Des cris assourdissants, bien plus terribles que des cris de guerre, des hennissements de chevaux, un bruit affreux de roues qui tantôt broyaient le pavé, tantôt les cadavres, le feu livide des charpentes qui brûlaient, l’éclair sinistre des sabres qu’avaient tirés quelques soldats furieux, et, par-dessus tout ce sanglant chaos, la statue en bronze, éclairée de fauves reflets et présidant au carnage, c’était plus qu’il n’en fallait pour troubler la raison d’Andrée et lui enlever toutes ses forces.

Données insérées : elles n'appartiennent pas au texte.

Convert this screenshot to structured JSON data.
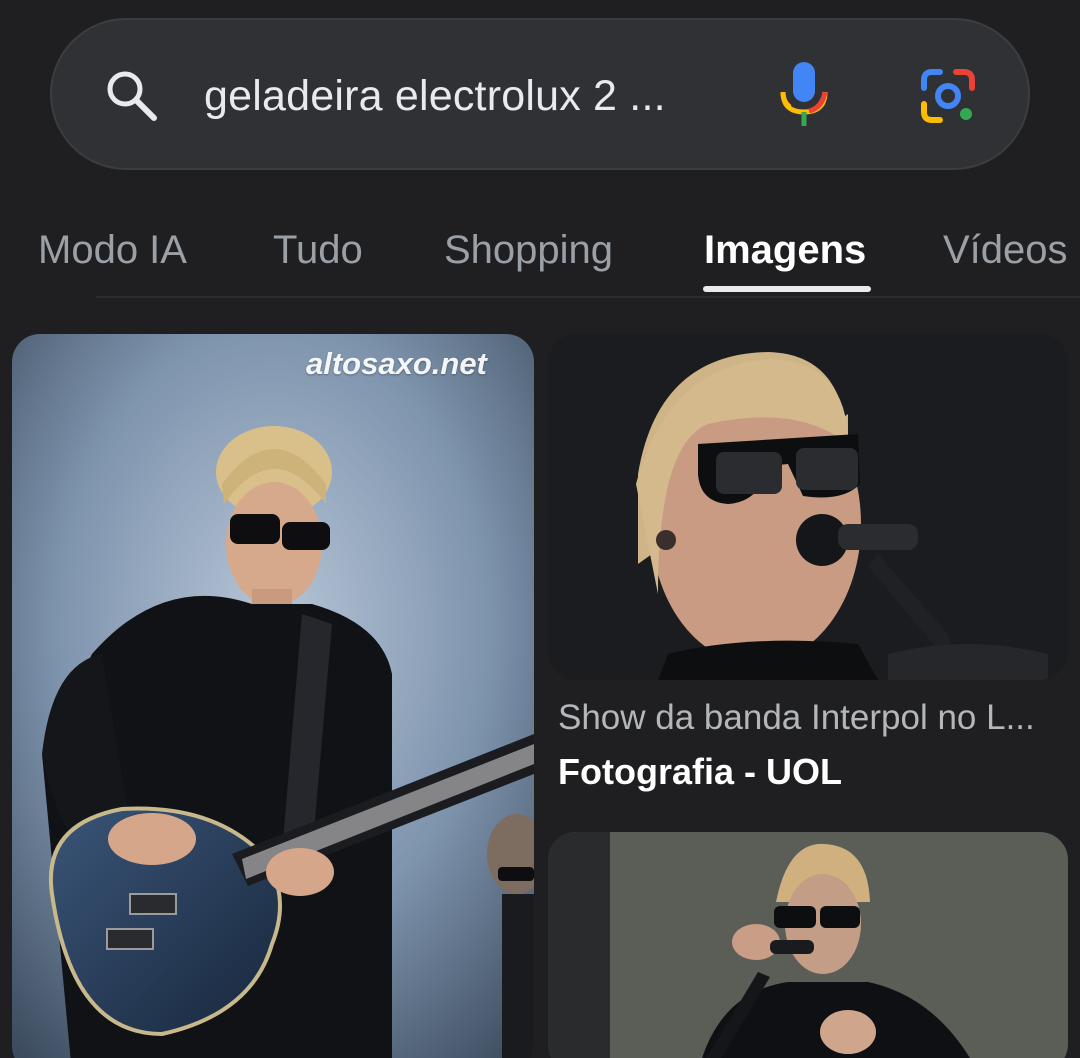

D’ailleurs les forces d’un Titan eussent été impuissantes dans une pareille lutte, lutte d’un seul contre tous, plus la mort.

Andrée poussa un cri déchirant ; un soldat s’ouvrit un passage dans la foule en frappant la foule de son épée.

L’épée avait brillé au-dessus de sa tête.

Elle joignit les mains comme fait le naufragé quand passe la dernière vague sur son front, cria : « Mon Dieu ! » et tomba.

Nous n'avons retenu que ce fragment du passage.